Often expressed is a significant misconception concerning the meaning of the phrase “separation of church and state.” Where does that phrase come from? It is not in the Constitution, the Bill of Rights, the Declaration of Independence, or even Thomas Jefferson’s own draft of A Bill for Establishing Religious Freedom for the State of Virginia. It was not used in any legal case until it was quoted by the American Civil Liberties Union (ACLU) in 1947.

The phrase “a wall of separation between church and state” originally came from a letter written by Thomas Jefferson to assure a group of Baptist ministers identified as a Committee of the Danbury Baptist Association that they would be free to continue to exercise their faith as Baptists under the Constitution. This letter, written in 1802, reaffirms Jefferson’s view that religion is a matter of personal conscience and a civil legislative body had no prerogative to interfere with it. Jefferson wrote:

Believing with you that religion is a matter which lies solely between man and his God, that he owes account to none other for his faith or his worship, that the legislative powers of government reach actions only, and not opinions, I con-template with sovereign reverence that act of the whole American people which declared that their legislature should “make no law respecting an establishment of religion, or prohibiting the free exercise thereof,” thus building a wall of separation between church and State. Adhering to this expression of the supreme will of the nation in behalf of the rights of conscience, I shall see with sincere satisfaction the progress of those sentiments which tend to restore to man all his natural rights, convinced he has no natural right in opposition to his social duties.1

Jefferson’s view was that limits were to be placed by our Constitution on the legislature, not on the people, unless of course such issues of conscience were in “opposition to his social duties.” Since the phrase “separation of church and state” does not appear in the Constitution itself, it begs the question: Since when has a personal letter been the basis and precedent for legal rulings? How is it that this one phrase in a letter, taken out of context, now shapes the national consciousness? How is it that we ignore for political correctness sake the rich heritage of God-honoring history of the free exercise of religion and the freedom of speech that we have received?

On one side of the debate we have people who want to claim that this is a Christian nation and always has been. Their cause is to reclaim what America presumably used to be. They desire to see that certain laws are enacted to re-establish some measure of acceptable moral order. They tend to get defensive at any mention of “separation of church and state,” claiming that such wording does not appear in our founding documents. On the other side of the debate, there are people who do not want any religious influence, let alone Christian in-fluence, whatsoever in the public arena and deny that there ever was any such influence. These people are concerned that a religious perspective which they do not possess will be imposed upon them.

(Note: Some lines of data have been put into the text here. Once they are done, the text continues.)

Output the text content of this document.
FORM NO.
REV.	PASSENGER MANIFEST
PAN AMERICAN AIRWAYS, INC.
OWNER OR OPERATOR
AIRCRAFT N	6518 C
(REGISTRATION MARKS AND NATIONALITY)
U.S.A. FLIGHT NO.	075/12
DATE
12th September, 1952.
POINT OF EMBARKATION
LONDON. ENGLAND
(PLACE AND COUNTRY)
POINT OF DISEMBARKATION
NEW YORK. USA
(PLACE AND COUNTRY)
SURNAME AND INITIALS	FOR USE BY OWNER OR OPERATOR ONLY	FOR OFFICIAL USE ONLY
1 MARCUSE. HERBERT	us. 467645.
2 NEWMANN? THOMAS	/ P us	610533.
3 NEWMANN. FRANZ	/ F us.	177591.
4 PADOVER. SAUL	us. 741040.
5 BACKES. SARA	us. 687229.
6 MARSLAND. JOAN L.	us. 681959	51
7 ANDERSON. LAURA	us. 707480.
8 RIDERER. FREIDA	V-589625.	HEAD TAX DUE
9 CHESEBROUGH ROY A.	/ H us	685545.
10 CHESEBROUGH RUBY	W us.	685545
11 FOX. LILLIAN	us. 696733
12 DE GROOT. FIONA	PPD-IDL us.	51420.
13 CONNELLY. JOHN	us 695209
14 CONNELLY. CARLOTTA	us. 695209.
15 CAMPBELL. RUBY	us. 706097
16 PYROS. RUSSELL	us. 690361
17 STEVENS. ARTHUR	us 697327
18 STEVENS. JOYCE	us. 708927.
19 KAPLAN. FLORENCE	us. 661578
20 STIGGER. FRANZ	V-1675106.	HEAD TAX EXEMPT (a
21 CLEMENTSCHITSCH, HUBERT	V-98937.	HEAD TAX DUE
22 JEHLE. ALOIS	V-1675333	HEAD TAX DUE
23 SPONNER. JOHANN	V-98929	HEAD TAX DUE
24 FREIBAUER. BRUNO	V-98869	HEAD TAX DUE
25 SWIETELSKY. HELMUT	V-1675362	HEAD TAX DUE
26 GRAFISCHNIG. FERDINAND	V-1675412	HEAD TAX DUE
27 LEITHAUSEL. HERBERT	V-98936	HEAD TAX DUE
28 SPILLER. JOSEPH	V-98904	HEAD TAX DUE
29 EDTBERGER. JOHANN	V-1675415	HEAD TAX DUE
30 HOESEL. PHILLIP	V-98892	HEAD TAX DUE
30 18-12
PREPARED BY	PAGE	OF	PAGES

I would encourage all of us to embrace “separation of church and state” as an ally. It not only frees the church from government interference in its ministry, but it prevents unbelievers from being forced to support something they do not accept on their own. At the same time, it is to our advantage not to allow that wall of separation to be too high. The wall exists, but those on opposite sides can continue to dialogue across it. The Church has something significant to contribute to our community life, and the world has a perspective that can help the church minister in a more effective and relevant way. The Church must never compromise its message for the sake of accommodating the culture, but it is essential for the disciples of Jesus to be fully engaged and to know the people and the world with whom they seek to minister.

Historian Peter Lillback reminds us of the words written by Supreme Court Justice William Rehnquist in his dissenting opinion in Wallace v. Jaffree in June of 1985. Quoting Rehnquist, he states: “the ‘wall of separation between church and state’ is a metaphor based on bad history, a metaphor which has proved useless as a guide to judging. It should be frankly and explicitly abandoned.”2

by Pastor Steven Grant

1 Thomas Jefferson, “To Messrs. Nehemiah Dodge and Others, a Committee of the Danbury Baptist Association, in the State of Connecticut,” in Jefferson: Writings, ed. Merrill D. Peterson (New York, NY: Library of America, 1984), 510.
2 Peter Lillback, Wall of Misconception: Does the Separation of Church and State Mean the Separation of God and Government? (West Conshohocken, PA: Providence Forum Press, 2007), 75.